24 декабря. Ребенком я испытывал страх, а если не страх, то неприятное чувство, когда отец говорил о последнем дне месяца, об «ultima», а, как делец, он часто говорил об этом. Так как я не был любопытен — а если бы я и задал однажды вопрос, то вследствие медленной работы мысли не смог бы достаточно быстро понять ответ, и, если иной раз и проявлялось слабое любопытство, оно удовлетворялось уже самим вопросом и ответом, не требуя еще и смысла, — выражение «последний день» осталось для меня мучительной тайной; более внимательно вслушиваясь, я различал слово «ultima», но на меня оно не производило столь сильного впечатления. Плохо было и то, что никогда нельзя было окончательно справиться с этим так долго со страхом ожидаемым «последним днем», ибо, как только он проходил — без особых примет, даже без особого внимания (то, что он всегда приходил примерно после тридцати дней, я заметил лишь много позднее) — и благополучно наступало первое число, снова начинали говорить о «последнем дне», правда, без особого ужаса, что я без размышлений присоединял к остальным непонятностям.

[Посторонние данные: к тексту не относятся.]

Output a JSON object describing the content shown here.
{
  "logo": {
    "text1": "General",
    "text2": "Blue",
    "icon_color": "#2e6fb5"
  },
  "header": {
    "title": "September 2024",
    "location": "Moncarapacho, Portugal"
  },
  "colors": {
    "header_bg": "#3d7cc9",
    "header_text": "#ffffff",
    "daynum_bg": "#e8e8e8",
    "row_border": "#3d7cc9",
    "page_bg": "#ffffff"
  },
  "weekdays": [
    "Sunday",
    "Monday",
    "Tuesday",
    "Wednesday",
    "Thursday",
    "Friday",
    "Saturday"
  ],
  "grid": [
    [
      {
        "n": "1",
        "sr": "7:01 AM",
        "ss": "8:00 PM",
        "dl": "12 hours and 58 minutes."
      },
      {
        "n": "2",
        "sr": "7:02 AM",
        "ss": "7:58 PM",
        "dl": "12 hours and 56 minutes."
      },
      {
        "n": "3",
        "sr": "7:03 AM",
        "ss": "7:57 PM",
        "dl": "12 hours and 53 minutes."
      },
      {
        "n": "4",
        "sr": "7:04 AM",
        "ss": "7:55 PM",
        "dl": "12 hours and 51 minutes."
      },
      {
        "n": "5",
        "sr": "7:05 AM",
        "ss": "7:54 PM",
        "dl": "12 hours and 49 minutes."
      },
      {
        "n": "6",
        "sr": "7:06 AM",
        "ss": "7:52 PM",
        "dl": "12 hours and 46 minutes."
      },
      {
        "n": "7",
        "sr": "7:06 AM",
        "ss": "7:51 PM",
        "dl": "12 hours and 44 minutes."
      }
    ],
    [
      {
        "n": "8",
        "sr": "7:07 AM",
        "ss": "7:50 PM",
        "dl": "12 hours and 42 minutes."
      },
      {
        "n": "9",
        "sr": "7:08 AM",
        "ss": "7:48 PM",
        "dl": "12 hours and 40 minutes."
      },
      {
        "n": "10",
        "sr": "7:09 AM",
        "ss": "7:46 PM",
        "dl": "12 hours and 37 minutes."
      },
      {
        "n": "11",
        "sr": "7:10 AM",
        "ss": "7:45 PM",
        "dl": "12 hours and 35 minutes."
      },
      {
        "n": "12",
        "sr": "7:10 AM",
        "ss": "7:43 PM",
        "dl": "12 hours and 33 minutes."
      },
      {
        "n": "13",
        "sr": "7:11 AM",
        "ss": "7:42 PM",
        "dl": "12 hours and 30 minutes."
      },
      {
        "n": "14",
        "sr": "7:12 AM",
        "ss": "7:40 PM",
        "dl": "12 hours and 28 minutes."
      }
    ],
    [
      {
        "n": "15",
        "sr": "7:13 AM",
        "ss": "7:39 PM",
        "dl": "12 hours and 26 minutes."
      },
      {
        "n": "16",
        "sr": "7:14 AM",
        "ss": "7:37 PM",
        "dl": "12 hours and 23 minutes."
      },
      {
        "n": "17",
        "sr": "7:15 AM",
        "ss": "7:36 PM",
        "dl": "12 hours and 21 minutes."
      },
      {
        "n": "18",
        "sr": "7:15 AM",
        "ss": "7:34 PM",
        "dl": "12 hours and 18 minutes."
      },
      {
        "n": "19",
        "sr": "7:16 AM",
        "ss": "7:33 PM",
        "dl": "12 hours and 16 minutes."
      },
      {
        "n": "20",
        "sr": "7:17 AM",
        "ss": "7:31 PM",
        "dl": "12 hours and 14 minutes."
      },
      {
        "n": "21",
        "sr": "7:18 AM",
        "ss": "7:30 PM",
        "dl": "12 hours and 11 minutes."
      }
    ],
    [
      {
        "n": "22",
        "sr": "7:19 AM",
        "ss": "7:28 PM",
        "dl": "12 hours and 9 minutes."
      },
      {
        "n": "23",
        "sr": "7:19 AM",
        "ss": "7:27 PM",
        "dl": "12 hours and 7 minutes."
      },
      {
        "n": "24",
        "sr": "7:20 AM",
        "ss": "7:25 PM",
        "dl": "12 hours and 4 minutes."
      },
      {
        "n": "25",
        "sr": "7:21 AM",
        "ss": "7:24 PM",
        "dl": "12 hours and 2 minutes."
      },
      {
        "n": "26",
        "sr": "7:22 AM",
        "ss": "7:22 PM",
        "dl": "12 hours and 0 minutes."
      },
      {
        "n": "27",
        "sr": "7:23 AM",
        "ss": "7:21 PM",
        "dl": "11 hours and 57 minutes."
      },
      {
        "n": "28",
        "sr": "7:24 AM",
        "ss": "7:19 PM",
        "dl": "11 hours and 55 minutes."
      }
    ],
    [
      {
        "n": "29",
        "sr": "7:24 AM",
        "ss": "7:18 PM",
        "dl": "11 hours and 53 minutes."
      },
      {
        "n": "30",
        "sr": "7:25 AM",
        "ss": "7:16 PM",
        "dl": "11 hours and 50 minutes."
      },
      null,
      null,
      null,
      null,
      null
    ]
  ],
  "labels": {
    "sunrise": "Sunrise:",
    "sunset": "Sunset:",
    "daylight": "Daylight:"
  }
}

1 Латайнер Йозеф (1853-1935) — чешско-немецкий драматург, автор пьес о жизни евреев.

2 Леей Альфред — старший дядя Кафки со стороны матери, добившийся высокого положения (он стал генеральным директором железных дорог в Испании).

3 Леей Рудольф — сводный брат матери Кафки, бухгалтер; он также остался холостяком, жил уединенно, слыл в семье чудаком. В одном из писем Кафка писал о нем, что он все больше превращается в «загадочного, сверхскромного, одинокого и при этом почти болтливого человека».